Use this file to discover all available pages before exploring further.

If you want the practical rollout first, start with Quickstart. This page is for the teams that already know they want to wire a live gateway.

The dashboard surfaces

The setup flow is split across three pages.

Gateway

Use the Gateway page to register the workspace gateway. Atlas stores:
  • manifest URL
  • invoke URL
  • auth settings
  • validation status
  • a cached manifest snapshot for UI and debugging

Skills

Use the Skills page to create or edit reusable skill markdown. Skills live on the Atlas side. They are not part of the customer gateway.

Agents

Use the Agents page to configure the meeting agents your workspace will use. Each agent controls:
  • base realtime prompt
  • base brain prompt
  • attached skills
  • allowed gateway actions
  1. connect the workspace gateway
  2. validate one read-only action
  3. create one or two skills
  4. attach them to the default agent
  5. trim gateway access down to the actions that agent should actually use
  6. test in a real meeting

What happens at runtime

When a meeting starts, the worker loads:
  • the workspace gateway config
  • the selected agent config
  • the agent’s attached skill metadata
  • the filtered gateway action set for that agent
So the dashboard is not just an admin UI. It is the source of truth for the hosted worker.

Meeting assistant scope

Before a meeting starts, Atlas can join in one of two listening modes:
  • Room (default)
    • Atlas listens to the shared meeting audio
    • use this for normal multi-participant meetings
  • Private to host
    • Atlas listens only to the meeting host
    • use this when one person wants Atlas as a private assistant inside a larger room
This setting is chosen at meeting start time.
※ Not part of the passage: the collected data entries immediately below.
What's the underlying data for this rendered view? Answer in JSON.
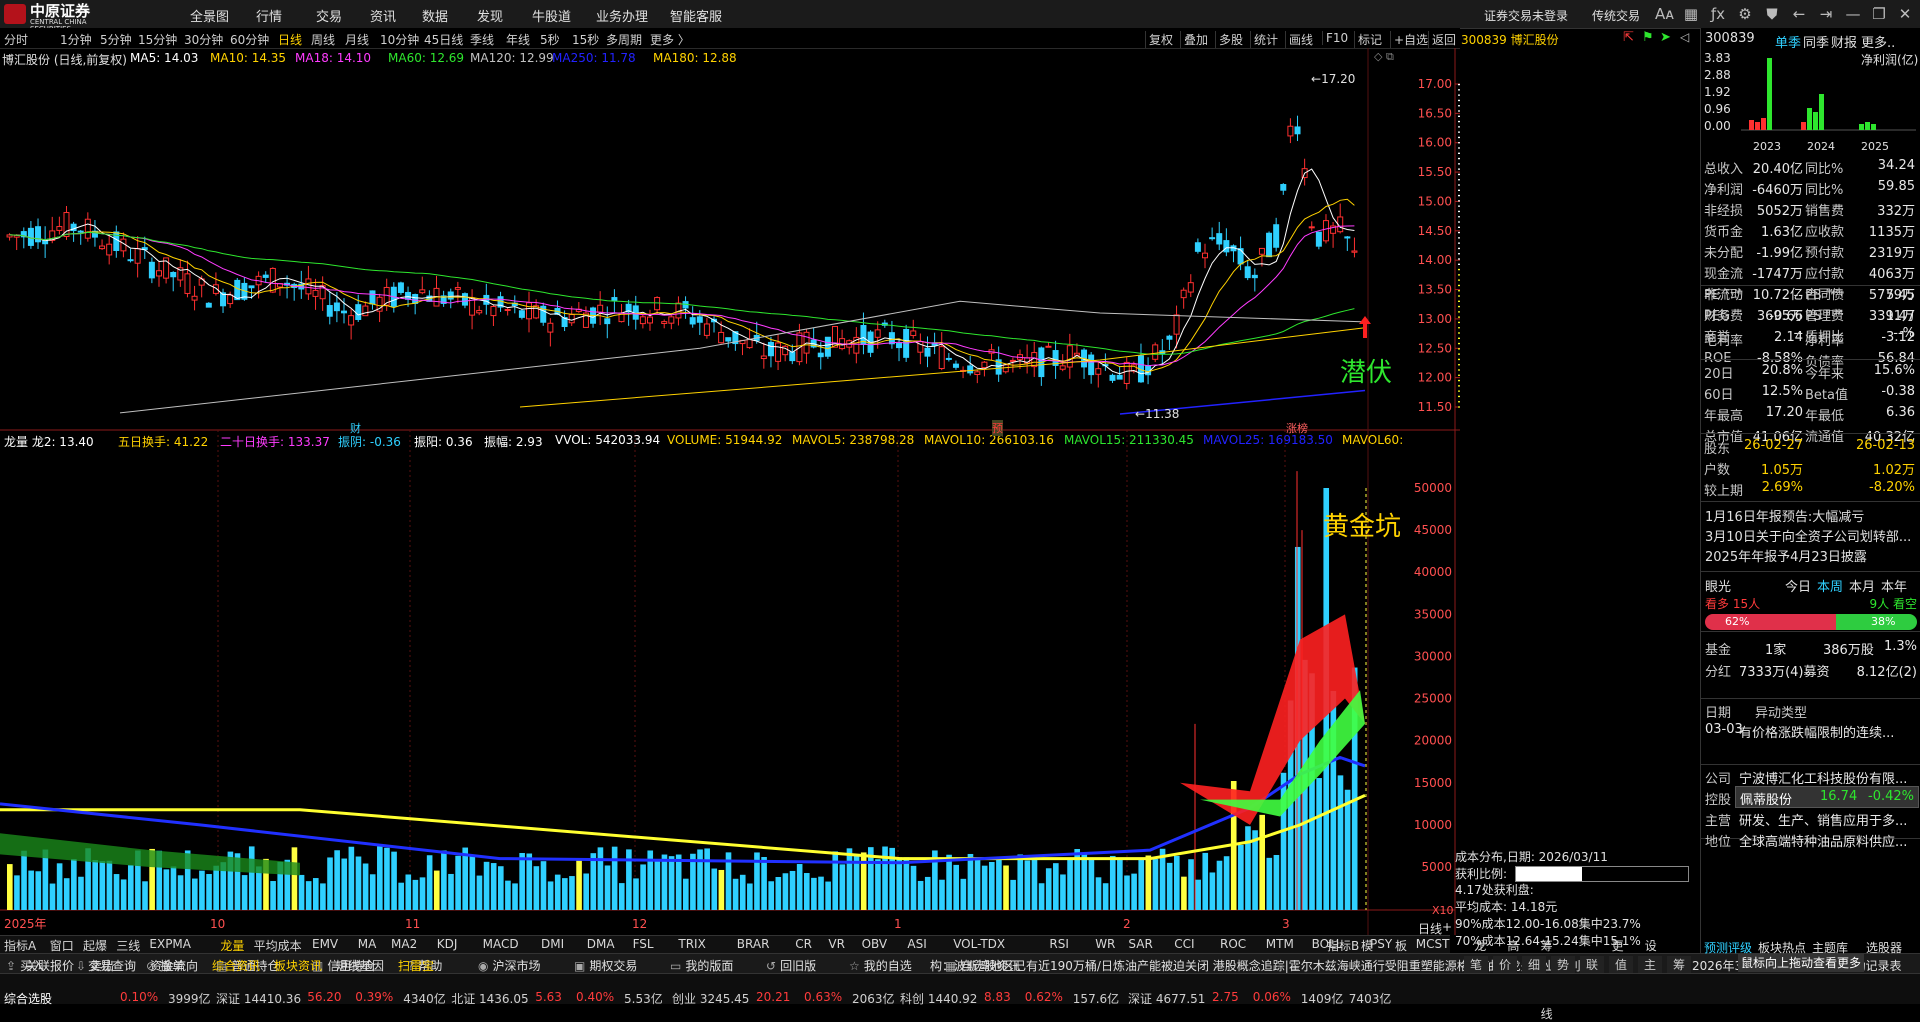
{
  "app": {
    "logo_name": "中原证券",
    "logo_sub": "CENTRAL CHINA SECURITIES",
    "menu": [
      "全景图",
      "行情",
      "交易",
      "资讯",
      "数据",
      "发现",
      "牛股道",
      "业务办理",
      "智能客服"
    ],
    "right_menu": [
      "证券交易未登录",
      "传统交易"
    ],
    "title_icons": [
      "font-size-icon",
      "grid-icon",
      "formula-icon",
      "gear-icon",
      "shirt-icon",
      "back-icon",
      "minimize-icon",
      "restore-icon",
      "close-icon"
    ]
  },
  "periods": [
    "分时",
    "1分钟",
    "5分钟",
    "15分钟",
    "30分钟",
    "60分钟",
    "日线",
    "周线",
    "月线",
    "10分钟",
    "45日线",
    "季线",
    "年线",
    "5秒",
    "15秒",
    "多周期",
    "更多 〉"
  ],
  "active_period": "日线",
  "chart_tools": [
    "复权",
    "叠加",
    "多股",
    "统计",
    "画线",
    "F10",
    "标记",
    "+自选",
    "返回"
  ],
  "stock": {
    "code": "300839",
    "name": "博汇股份",
    "header": "300839 博汇股份",
    "chart_title": "博汇股份 (日线,前复权)"
  },
  "ma_legend": [
    {
      "label": "MA5: 14.03",
      "color": "#ffffff"
    },
    {
      "label": "MA10: 14.35",
      "color": "#ffd200"
    },
    {
      "label": "MA18: 14.10",
      "color": "#ff3cff"
    },
    {
      "label": "MA60: 12.69",
      "color": "#2ee62e"
    },
    {
      "label": "MA120: 12.99",
      "color": "#c0c0c0"
    },
    {
      "label": "MA250: 11.78",
      "color": "#2222ff"
    },
    {
      "label": "MA180: 12.88",
      "color": "#ffd200"
    }
  ],
  "ind_legend": [
    {
      "label": "龙量 龙2: 13.40",
      "color": "#ffffff"
    },
    {
      "label": "五日换手: 41.22",
      "color": "#ffd200"
    },
    {
      "label": "二十日换手: 133.37",
      "color": "#ff3cff"
    },
    {
      "label": "振阴: -0.36",
      "color": "#2fd0ff"
    },
    {
      "label": "振阳: 0.36",
      "color": "#ffffff"
    },
    {
      "label": "振幅: 2.93",
      "color": "#ffffff"
    },
    {
      "label": "VVOL: 542033.94",
      "color": "#ffffff"
    },
    {
      "label": "VOLUME: 51944.92",
      "color": "#ffd200"
    },
    {
      "label": "MAVOL5: 238798.28",
      "color": "#ffd200"
    },
    {
      "label": "MAVOL10: 266103.16",
      "color": "#ffd200"
    },
    {
      "label": "MAVOL15: 211330.45",
      "color": "#2ee62e"
    },
    {
      "label": "MAVOL25: 169183.50",
      "color": "#2222ff"
    },
    {
      "label": "MAVOL60:",
      "color": "#ffd200"
    }
  ],
  "price_axis": [
    "17.00",
    "16.50",
    "16.00",
    "15.50",
    "15.00",
    "14.50",
    "14.00",
    "13.50",
    "13.00",
    "12.50",
    "12.00",
    "11.50"
  ],
  "vol_axis": [
    "50000",
    "45000",
    "40000",
    "35000",
    "30000",
    "25000",
    "20000",
    "15000",
    "10000",
    "5000"
  ],
  "x_labels": [
    "2025年",
    "10",
    "11",
    "12",
    "1",
    "2",
    "3"
  ],
  "vol_unit": "X10",
  "annotations": {
    "high": "17.20",
    "low": "11.38",
    "qianfu": "潜伏",
    "huangjinkeng": "黄金坑",
    "marker_cai": "财",
    "marker_yu": "预",
    "marker_zhangting": "涨榜"
  },
  "chip_dist": {
    "title": "成本分布,日期: 2026/03/11",
    "profit_label": "获利比例:",
    "profit_pct": "39.0%",
    "profit_fraction": 0.39,
    "profit_line": "4.17处获利盘:",
    "avg_cost": "平均成本: 14.18元",
    "range90": "90%成本12.00-16.08集中23.7%",
    "range70": "70%成本12.64-15.24集中15.1%"
  },
  "right_panel": {
    "code": "300839",
    "tabs": [
      "单季",
      "同季",
      "财报",
      "更多.."
    ],
    "profit_title": "净利润(亿)",
    "profit_y": [
      "3.83",
      "2.88",
      "1.92",
      "0.96",
      "0.00"
    ],
    "profit_years": [
      "2023",
      "2024",
      "2025"
    ],
    "rows": [
      {
        "k": "总收入",
        "v1": "20.40亿",
        "k2": "同比%",
        "v2": "34.24"
      },
      {
        "k": "净利润",
        "v1": "-6460万",
        "k2": "同比%",
        "v2": "59.85"
      },
      {
        "k": "非经损",
        "v1": "5052万",
        "k2": "销售费",
        "v2": "332万"
      },
      {
        "k": "货币金",
        "v1": "1.63亿",
        "k2": "应收款",
        "v2": "1135万"
      },
      {
        "k": "未分配",
        "v1": "-1.99亿",
        "k2": "预付款",
        "v2": "2319万"
      },
      {
        "k": "现金流",
        "v1": "-1747万",
        "k2": "应付款",
        "v2": "4063万"
      },
      {
        "k": "非流动",
        "v1": "10.72亿",
        "k2": "合同债",
        "v2": "5779万"
      },
      {
        "k": "财务费",
        "v1": "3695万",
        "k2": "管理费",
        "v2": "3391万"
      },
      {
        "k": "商誉",
        "v1": "--",
        "k2": "质押比",
        "v2": "--%"
      }
    ],
    "val_rows": [
      {
        "k": "PE ᵀᵀᴹ",
        "v1": "--",
        "k2": "PB ᴹᴿᵠ",
        "v2": "5.45"
      },
      {
        "k": "PEG",
        "v1": "-0.66",
        "k2": "PS ᵀᵀᴹ",
        "v2": "1.47"
      },
      {
        "k": "毛利率",
        "v1": "2.14",
        "k2": "净利率",
        "v2": "-3.12"
      },
      {
        "k": "ROE",
        "v1": "-8.58%",
        "k2": "负债率",
        "v2": "56.84"
      }
    ],
    "perf_rows": [
      {
        "k": "20日",
        "v1": "20.8%",
        "k2": "今年来",
        "v2": "15.6%"
      },
      {
        "k": "60日",
        "v1": "12.5%",
        "k2": "Beta值",
        "v2": "-0.38"
      },
      {
        "k": "年最高",
        "v1": "17.20",
        "k2": "年最低",
        "v2": "6.36"
      },
      {
        "k": "总市值",
        "v1": "41.06亿",
        "k2": "流通值",
        "v2": "40.32亿"
      }
    ],
    "holder_rows": [
      {
        "k": "股东",
        "v1": "26-02-27",
        "k2": "",
        "v2": "26-02-13"
      },
      {
        "k": "户数",
        "v1": "1.05万",
        "k2": "",
        "v2": "1.02万"
      },
      {
        "k": "较上期",
        "v1": "2.69%",
        "k2": "",
        "v2": "-8.20%"
      }
    ],
    "news": [
      "1月16日年报预告:大幅减亏",
      "3月10日关于向全资子公司划转部...",
      "2025年年报予4月23日披露"
    ],
    "eyelight": {
      "label": "眼光",
      "tabs": [
        "今日",
        "本周",
        "本月",
        "本年"
      ],
      "bull": "看多 15人",
      "bear": "9人 看空",
      "bull_pct": "62%",
      "bear_pct": "38%",
      "bull_fraction": 0.62
    },
    "fund": {
      "k": "基金",
      "v1": "1家",
      "v2": "386万股",
      "v3": "1.3%"
    },
    "dividend": {
      "k": "分红",
      "v1": "7333万(4)募资",
      "v2": "8.12亿(2)"
    },
    "anomaly": {
      "k": "日期",
      "v": "异动类型",
      "date": "03-03",
      "text": "有价格涨跌幅限制的连续..."
    },
    "company": [
      {
        "k": "公司",
        "v": "宁波博汇化工科技股份有限..."
      },
      {
        "k": "控股",
        "v": "文..."
      },
      {
        "k": "主营",
        "v": "研发、生产、销售应用于多..."
      },
      {
        "k": "地位",
        "v": "全球高端特种油品原料供应..."
      }
    ],
    "popup": {
      "name": "佩蒂股份",
      "price": "16.74",
      "change": "-0.42%"
    },
    "small_tabs": [
      "笔",
      "价",
      "细",
      "势",
      "联",
      "值",
      "主",
      "筹"
    ],
    "tip": "鼠标向上拖动查看更多",
    "bottom_tabs": [
      "预测评级",
      "板块热点",
      "主题库",
      "选股器"
    ]
  },
  "indicator_tabs": [
    "指标A",
    "窗口",
    "起爆",
    "三线",
    "EXPMA",
    "龙量",
    "平均成本",
    "EMV",
    "MA",
    "MA2",
    "KDJ",
    "MACD",
    "DMI",
    "DMA",
    "FSL",
    "TRIX",
    "BRAR",
    "CR",
    "VR",
    "OBV",
    "ASI",
    "VOL-TDX",
    "RSI",
    "WR",
    "SAR",
    "CCI",
    "ROC",
    "MTM",
    "BOLL",
    "PSY",
    "MCST",
    "龙线",
    "高低",
    "筹码散户线",
    "更多",
    "设置"
  ],
  "indicator_right": [
    "指标B",
    "模",
    "板"
  ],
  "bottom_right_tabs": [
    "日线",
    "+"
  ],
  "function_bar": [
    {
      "icon": "buy-icon",
      "label": "买入"
    },
    {
      "icon": "sell-icon",
      "label": "卖出"
    },
    {
      "icon": "cancel-icon",
      "label": "撤单"
    },
    {
      "icon": "holdings-icon",
      "label": "普通持仓"
    },
    {
      "icon": "credit-icon",
      "label": "信用持仓"
    },
    {
      "icon": "help-icon",
      "label": "帮助"
    },
    {
      "icon": "hk-icon",
      "label": "沪深市场"
    },
    {
      "icon": "futures-icon",
      "label": "期权交易"
    },
    {
      "icon": "layout-icon",
      "label": "我的版面"
    },
    {
      "icon": "rewind-icon",
      "label": "回旧版"
    },
    {
      "icon": "star-icon",
      "label": "我的自选"
    },
    {
      "icon": "quote-icon",
      "label": "自选股资讯"
    }
  ],
  "ticker_text": "构：波斯湾地区已有近190万桶/日炼油产能被迫关闭    港股概念追踪|霍尔木兹海峡通行受阻重塑能源格局 油运龙头企业盈利",
  "ticker_right": "2026年3月10日投资者关系活动记录表",
  "left_links": [
    "关联报价",
    "交易查询",
    "资金流向",
    "综合资讯",
    "板块资讯",
    "短线基因",
    "扫雷宝"
  ],
  "status_bar": {
    "label": "综合选股",
    "items": [
      "0.10%",
      "3999亿",
      "深证 14410.36",
      "56.20",
      "0.39%",
      "4340亿",
      "北证 1436.05",
      "5.63",
      "0.40%",
      "5.53亿",
      "创业 3245.45",
      "20.21",
      "0.63%",
      "2063亿",
      "科创 1440.92",
      "8.83",
      "0.62%",
      "157.6亿",
      "深证 4677.51",
      "2.75",
      "0.06%",
      "1409亿",
      "7403亿"
    ]
  }
}
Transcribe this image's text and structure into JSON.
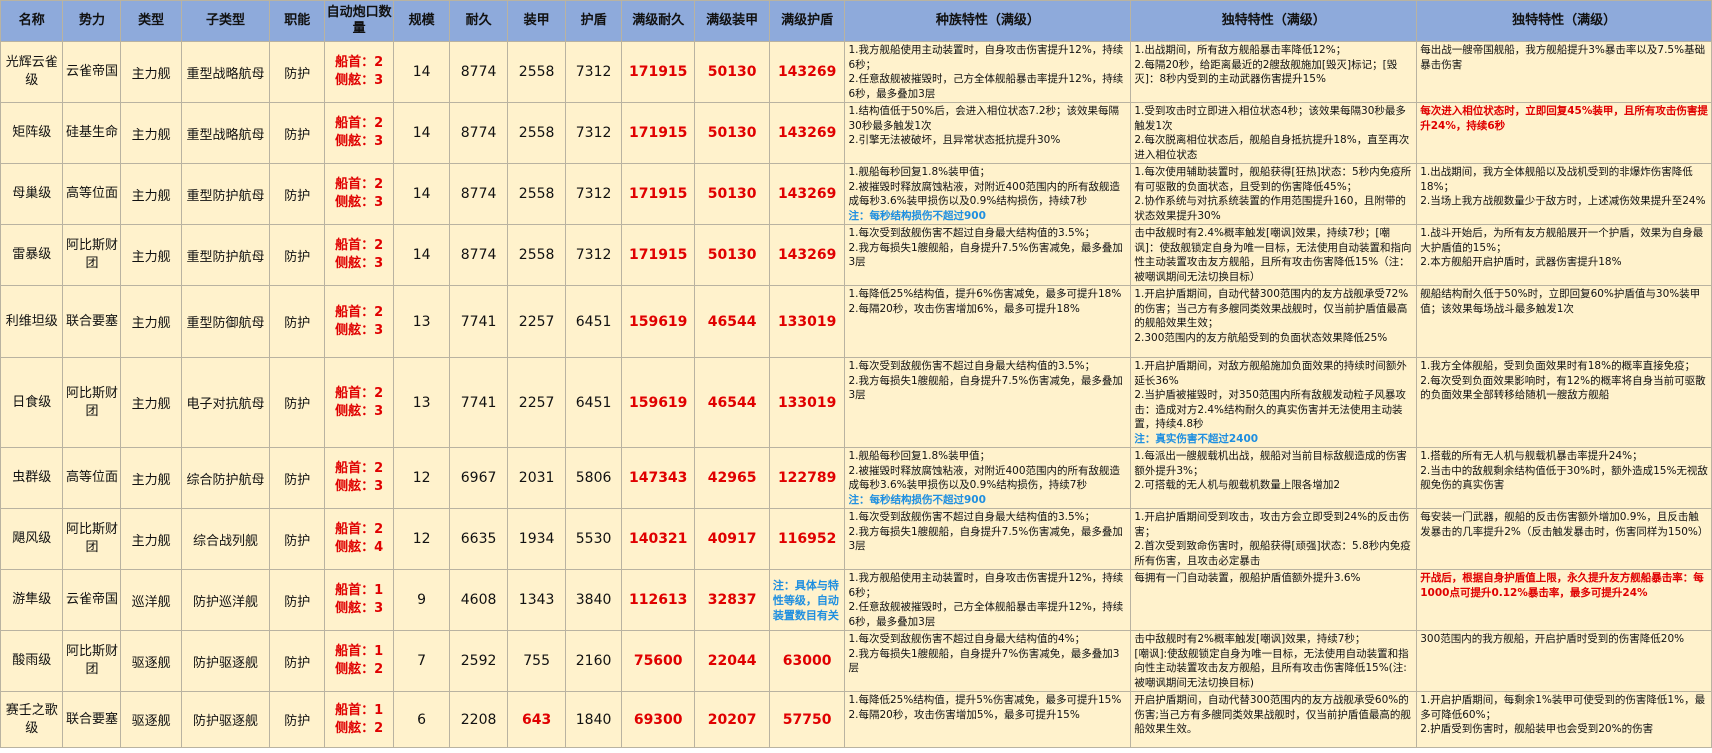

It is a meeting-level runtime choice, not a separate agent type. Recommended default:
  • use Room unless you explicitly want host-only listening

Hosted canary setup

If you are testing Atlas with a hosted worker, the gateway must be reachable from the public internet or private ingress you control. For a quick canary, it is fine to:
  1. run the mock or reference gateway locally
  2. expose it through a public HTTPS tunnel such as ngrok
  3. save the tunneled manifest and invoke URLs in the dashboard
  4. run the sync / async / approval checks from the dashboard first
  5. then join a real meeting and test the same flows in-room
If your manifest or invoke URL is only localhost, 127.0.0.1, or another private-network address, a hosted worker will not be able to reach it.

First test

Start with one read-only action. That keeps the first validation simple and makes it easy to inspect the exact request and response shape before you add side effects.
If you want to validate the contract before wiring real systems, start with Build With An Agent or mirror the reference manifest and invoke shapes closely.